A Limited Engagement: 4 stars
A Limited Engagement, a story of desperation and forgiveness, was originally released by Torquere Books as one of their Wedding Sips, the proceeds of which were (are) donated to gay and lesbian legal defense funds supporting the rights of gay marriage.
Successful playwright Ross and not-so-successful actor Adam have been having a thing for a while now, though Ross is closeted. When Ross looks to make some changes in his life, Adam takes matters in his own hands in attempt to stop Ross from making what Adam feels is a huge mistake. In the aftermath, is there any way for these two to work it out and have love conquer all?
This is the first story of Josh’s that I had mixed feeling about. While there were aspects of this 18 page story that I liked, there were others that I didn’t.
What worked for me: the writing, which was typically tight and damn near perfect. The level of emotional intensity in the short piece, including Adam’s obvious desperation. The passionate encounter they have. How the weather outside echoes the drama inside.

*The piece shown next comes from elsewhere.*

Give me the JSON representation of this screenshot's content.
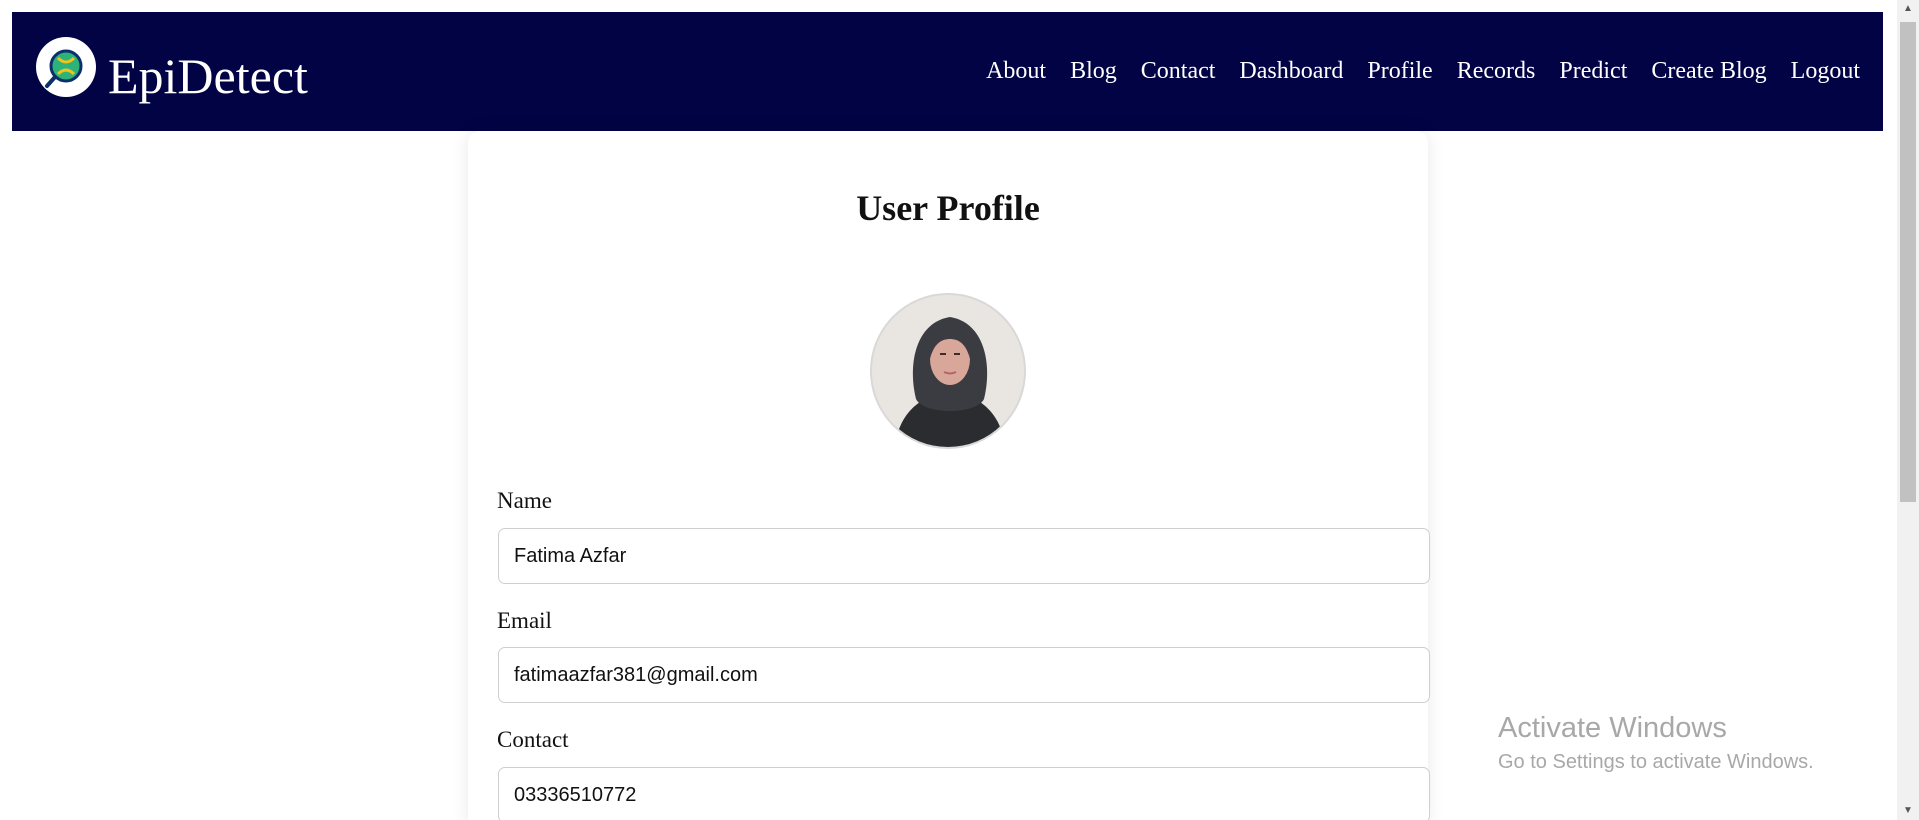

What didn’t: the protags. I didn’t like either of them in the short space we spent with them. Adam’s actions, though clearly out of desperation, were in my opinion reprehensible. I don’t care how much he loved Ross, or how much he thought what Ross was going to do was wrong, what he did was so much worse. Actually both things he did were so much worse. And Ross, I just don’t believe that his acceptance of Adam’s actions/betrayal makes for the basis of a good relationship. It’s as if he rewarded Adam for his bad behavior. What’s to stop Adam when he wants something else Ross isn’t willing to give?
It’s quite possible that Fanyons and other readers will not have the issues I did with this.
Dark Horse: 5 stars
Hollywood actor Sean Fairchild experiences something every celebrity fears — he was stalked. Now that stalker is supposedly dead, but if that’s true, why is he getting threatening postcards from the man? And seeing him places? Bodyguard-turned-lover LAPD Detective Daniel Moran isn’t sure what is going on, but he tells Sean that he will look into it. Sean’s history of psychological problems, however, is casting some doubt on everyone’s part that Sean is seeing what he is seeing. It couldn’t come at a worse time, either; Sean is up for a highly-coveted dream role and doesn’t need these worries. Plus, Sean’s manager, Steve, has concerns about Dan, and is starting to weave uncertainty into Sean’s mind about the motives of his new boyfriend.

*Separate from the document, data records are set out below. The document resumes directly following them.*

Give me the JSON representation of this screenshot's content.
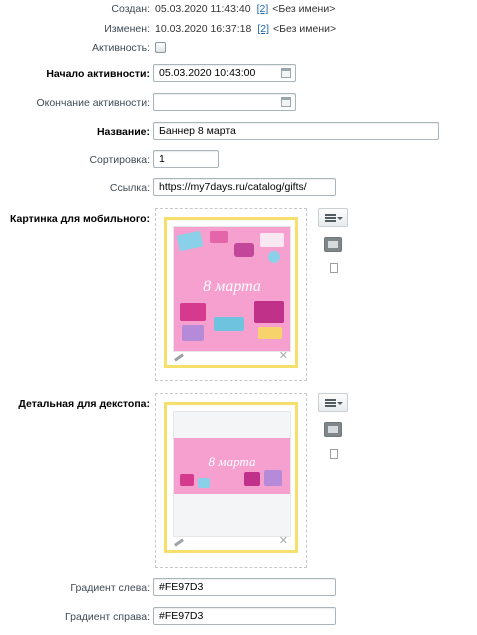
{
  "meta": {
    "created_label": "Создан:",
    "created_date": "05.03.2020 11:43:40",
    "created_user_link": "[2]",
    "created_user_name": "<Без имени>",
    "modified_label": "Изменен:",
    "modified_date": "10.03.2020 16:37:18",
    "modified_user_link": "[2]",
    "modified_user_name": "<Без имени>"
  },
  "fields": {
    "active_label": "Активность:",
    "active_checked": false,
    "start_label": "Начало активности:",
    "start_value": "05.03.2020 10:43:00",
    "end_label": "Окончание активности:",
    "end_value": "",
    "name_label": "Название:",
    "name_value": "Баннер 8 марта",
    "sort_label": "Сортировка:",
    "sort_value": "1",
    "link_label": "Ссылка:",
    "link_value": "https://my7days.ru/catalog/gifts/",
    "mobile_image_label": "Картинка для мобильного:",
    "mobile_banner_text": "8 марта",
    "desktop_image_label": "Детальная для декстопа:",
    "desktop_banner_text": "8 марта",
    "gradient_left_label": "Градиент слева:",
    "gradient_left_value": "#FE97D3",
    "gradient_right_label": "Градиент справа:",
    "gradient_right_value": "#FE97D3"
  },
  "icons": {
    "calendar": "calendar-icon",
    "menu": "menu-icon",
    "image": "image-icon",
    "file": "file-icon",
    "edit": "pencil-icon",
    "delete": "close-icon"
  },
  "colors": {
    "banner_pink": "#FE97D3",
    "frame_yellow": "#F6DF6B",
    "link": "#2067B0"
  }
}
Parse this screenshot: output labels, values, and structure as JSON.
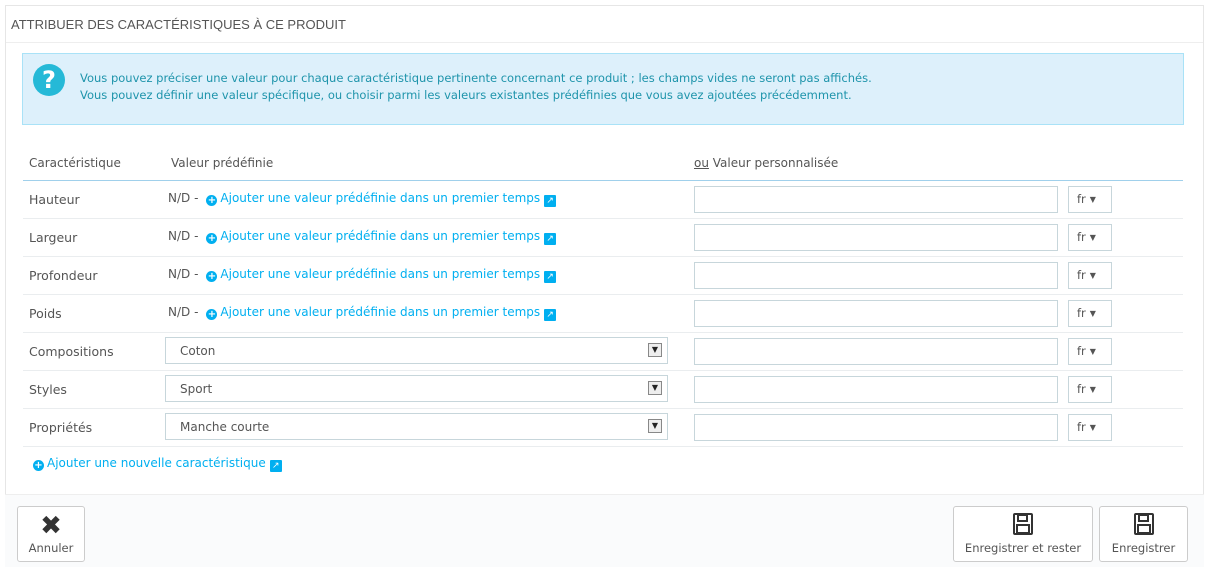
{
  "panel": {
    "heading": "ATTRIBUER DES CARACTÉRISTIQUES À CE PRODUIT"
  },
  "alert": {
    "icon": "question-circle-icon",
    "line1": "Vous pouvez préciser une valeur pour chaque caractéristique pertinente concernant ce produit ; les champs vides ne seront pas affichés.",
    "line2": "Vous pouvez définir une valeur spécifique, ou choisir parmi les valeurs existantes prédéfinies que vous avez ajoutées précédemment."
  },
  "table": {
    "headers": {
      "feature": "Caractéristique",
      "predefined": "Valeur prédéfinie",
      "custom_prefix": "ou",
      "custom": " Valeur personnalisée"
    },
    "nd_label": "N/D -",
    "add_predefined_link": "Ajouter une valeur prédéfinie dans un premier temps",
    "rows": [
      {
        "label": "Hauteur",
        "type": "link",
        "custom_value": "",
        "lang": "fr"
      },
      {
        "label": "Largeur",
        "type": "link",
        "custom_value": "",
        "lang": "fr"
      },
      {
        "label": "Profondeur",
        "type": "link",
        "custom_value": "",
        "lang": "fr"
      },
      {
        "label": "Poids",
        "type": "link",
        "custom_value": "",
        "lang": "fr"
      },
      {
        "label": "Compositions",
        "type": "select",
        "selected": "Coton",
        "custom_value": "",
        "lang": "fr"
      },
      {
        "label": "Styles",
        "type": "select",
        "selected": "Sport",
        "custom_value": "",
        "lang": "fr"
      },
      {
        "label": "Propriétés",
        "type": "select",
        "selected": "Manche courte",
        "custom_value": "",
        "lang": "fr"
      }
    ]
  },
  "add_feature_link": "Ajouter une nouvelle caractéristique",
  "footer": {
    "cancel_label": "Annuler",
    "save_stay_label": "Enregistrer et rester",
    "save_label": "Enregistrer"
  },
  "colors": {
    "accent": "#00aff0",
    "alert_bg": "#ddf0fb",
    "alert_text": "#1e94ab"
  }
}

Ghost of a Chance: 5 stars
Professor, parapsychologist and ghost hunter Rhys Davies is invited to stay at the sea-side home of a friend, Oliver, to explore the haunted Berkeley House next door. When he arrives, he surprises — and is surprised by — Oliver’s cop nephew, Sam Devlin, who is also staying while Oliver is away. These two clash in several ways, but there is also an unexpected attraction between them. Can Rhys solve the mystery of Berkeley House without ruining his tentative whatever-he-has with Sam?
Again, this second collection of stories not to be missed. Lovers of romance, mystery, suspense, gay fiction all have something to look forward to here from this incredibly talented author.